From opener “Fragment,” there’s a sense of deliberate tension: fragile ambient pads, spacey reverbs, and the feeling of something unfolding in slow motion. As the record progresses, tracks like Unknown and Your Light (ft. George Riley) introduce more rhythmic momentum—UK garage-tinged breakbeats, gently pulsing synths—that still feel intimate rather than club-maxxed.
The vocal features (George Riley, KUČKA, TYSON) are rare moments of warmth, anchoring the album’s more ethereal passages. “Forever” (with KUČKA) is a bold moment—it risks pulling too far into strident territory, but even its sharper edges are redeemed by strong atmospheric work around it.

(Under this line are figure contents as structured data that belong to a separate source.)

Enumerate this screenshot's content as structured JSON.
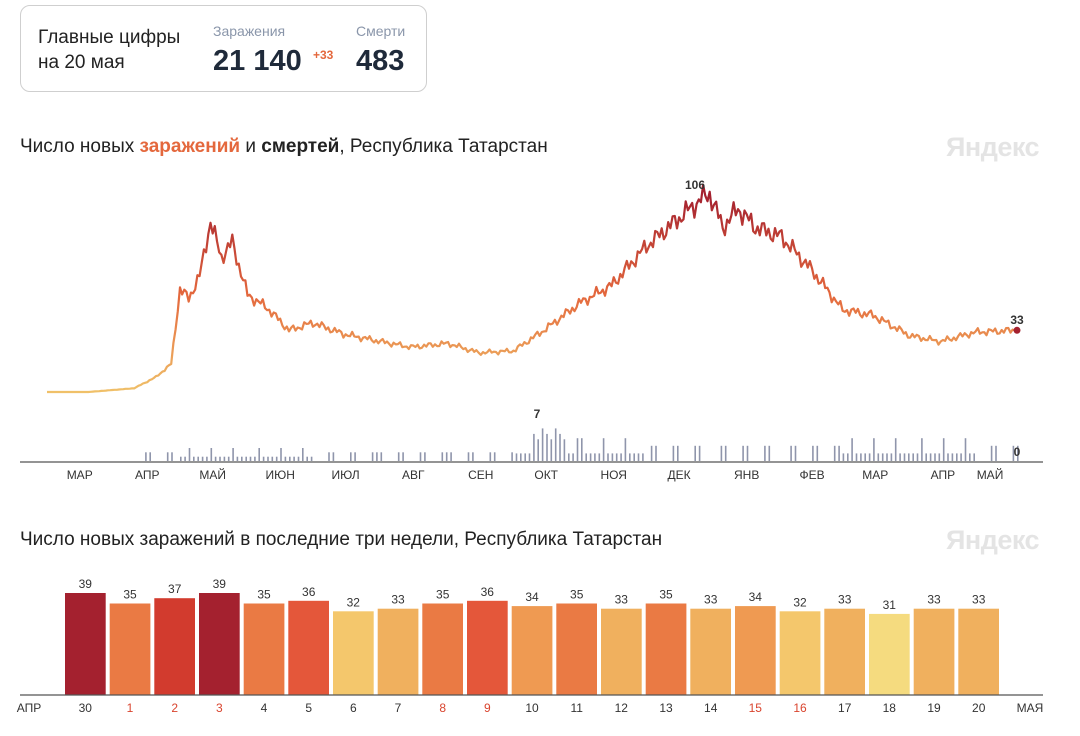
{
  "summary": {
    "title_line1": "Главные цифры",
    "title_line2": "на 20 мая",
    "infections_label": "Заражения",
    "infections_value": "21 140",
    "infections_delta": "+33",
    "deaths_label": "Смерти",
    "deaths_value": "483"
  },
  "watermark": "Яндекс",
  "chart1": {
    "title_pre": "Число новых ",
    "title_infections": "заражений",
    "title_mid": " и ",
    "title_deaths": "смертей",
    "title_post": ", Республика Татарстан",
    "month_labels": [
      "МАР",
      "АПР",
      "МАЙ",
      "ИЮН",
      "ИЮЛ",
      "АВГ",
      "СЕН",
      "ОКТ",
      "НОЯ",
      "ДЕК",
      "ЯНВ",
      "ФЕВ",
      "МАР",
      "АПР",
      "МАЙ"
    ],
    "peak_label": "106",
    "last_label": "33",
    "deaths_peak_label": "7",
    "deaths_last_label": "0"
  },
  "chart2": {
    "title": "Число новых заражений в последние три недели, Республика Татарстан",
    "start_month": "АПР",
    "end_month": "МАЯ"
  },
  "colors": {
    "line_low": "#f0c36a",
    "line_mid": "#e4683d",
    "line_high": "#a4212f",
    "deaths_bars": "#8f95ab",
    "holiday_text": "#d9442e"
  },
  "chart_data": [
    {
      "type": "line",
      "title": "Число новых заражений и смертей, Республика Татарстан",
      "x_range": [
        "2020-03",
        "2021-05-20"
      ],
      "series": [
        {
          "name": "заражений",
          "points": [
            [
              "2020-03-20",
              0
            ],
            [
              "2020-04-10",
              2
            ],
            [
              "2020-04-20",
              8
            ],
            [
              "2020-04-27",
              15
            ],
            [
              "2020-05-01",
              55
            ],
            [
              "2020-05-05",
              50
            ],
            [
              "2020-05-10",
              62
            ],
            [
              "2020-05-15",
              91
            ],
            [
              "2020-05-20",
              72
            ],
            [
              "2020-05-25",
              80
            ],
            [
              "2020-06-01",
              52
            ],
            [
              "2020-06-10",
              45
            ],
            [
              "2020-06-20",
              33
            ],
            [
              "2020-07-01",
              37
            ],
            [
              "2020-07-15",
              31
            ],
            [
              "2020-08-01",
              27
            ],
            [
              "2020-08-15",
              24
            ],
            [
              "2020-09-01",
              26
            ],
            [
              "2020-09-15",
              21
            ],
            [
              "2020-10-01",
              22
            ],
            [
              "2020-10-15",
              33
            ],
            [
              "2020-11-01",
              48
            ],
            [
              "2020-11-15",
              57
            ],
            [
              "2020-12-01",
              78
            ],
            [
              "2020-12-15",
              92
            ],
            [
              "2020-12-27",
              104
            ],
            [
              "2020-12-30",
              106
            ],
            [
              "2021-01-05",
              88
            ],
            [
              "2021-01-12",
              98
            ],
            [
              "2021-01-20",
              88
            ],
            [
              "2021-02-01",
              83
            ],
            [
              "2021-02-15",
              65
            ],
            [
              "2021-03-01",
              44
            ],
            [
              "2021-03-15",
              41
            ],
            [
              "2021-04-01",
              30
            ],
            [
              "2021-04-15",
              27
            ],
            [
              "2021-05-01",
              32
            ],
            [
              "2021-05-20",
              33
            ]
          ]
        },
        {
          "name": "смертей",
          "type": "bar",
          "peak": {
            "date": "2020-10-20",
            "value": 7
          },
          "last": {
            "date": "2021-05-20",
            "value": 0
          }
        }
      ],
      "annotations": [
        {
          "label": "106",
          "date": "2020-12-30",
          "value": 106
        },
        {
          "label": "33",
          "date": "2021-05-20",
          "value": 33
        },
        {
          "label": "7",
          "date": "2020-10-20",
          "value": 7
        },
        {
          "label": "0",
          "date": "2021-05-20",
          "value": 0
        }
      ]
    },
    {
      "type": "bar",
      "title": "Число новых заражений в последние три недели, Республика Татарстан",
      "categories": [
        "30",
        "1",
        "2",
        "3",
        "4",
        "5",
        "6",
        "7",
        "8",
        "9",
        "10",
        "11",
        "12",
        "13",
        "14",
        "15",
        "16",
        "17",
        "18",
        "19",
        "20"
      ],
      "values": [
        39,
        35,
        37,
        39,
        35,
        36,
        32,
        33,
        35,
        36,
        34,
        35,
        33,
        35,
        33,
        34,
        32,
        33,
        31,
        33,
        33
      ],
      "holidays": [
        "1",
        "2",
        "3",
        "8",
        "9",
        "15",
        "16"
      ],
      "ylim": [
        0,
        39
      ]
    }
  ]
}
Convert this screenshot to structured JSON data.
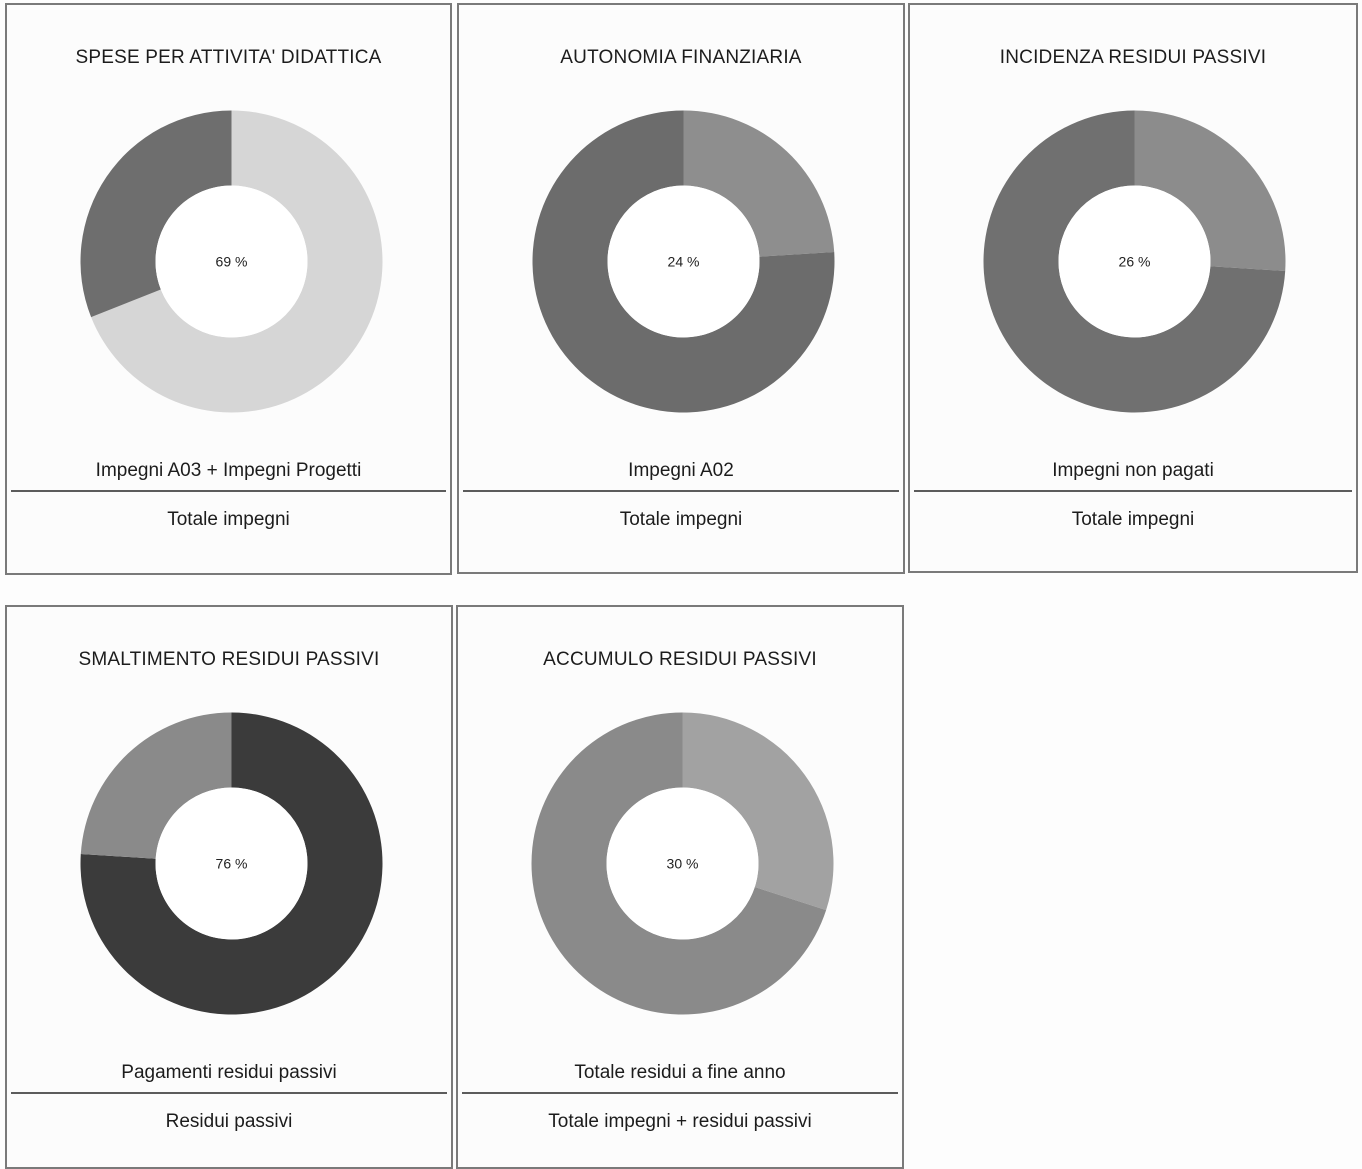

What is especially compelling is their process: the album was mostly recorded in-person across cities like London, Los Angeles, Tokyo, Paris and Montréal, with a commitment to reduction—letting texture, space, and minimal elements breathe. They trade production roles, allow ambient imperfections, and emphasize trust in one another’s intuitions.
Verses GT isn’t always about overt hooks or flashy drops; it favors moods, slow builds, and intimate dynamics. Some listeners may wish it pushed harder in certain pocketed moments, but as a whole it succeeds as a cohesive, emotionally resonant statement. For fans of both artists, and anyone drawn to electronic music that balances atmosphere with subtle rhythm, this is a strong addition.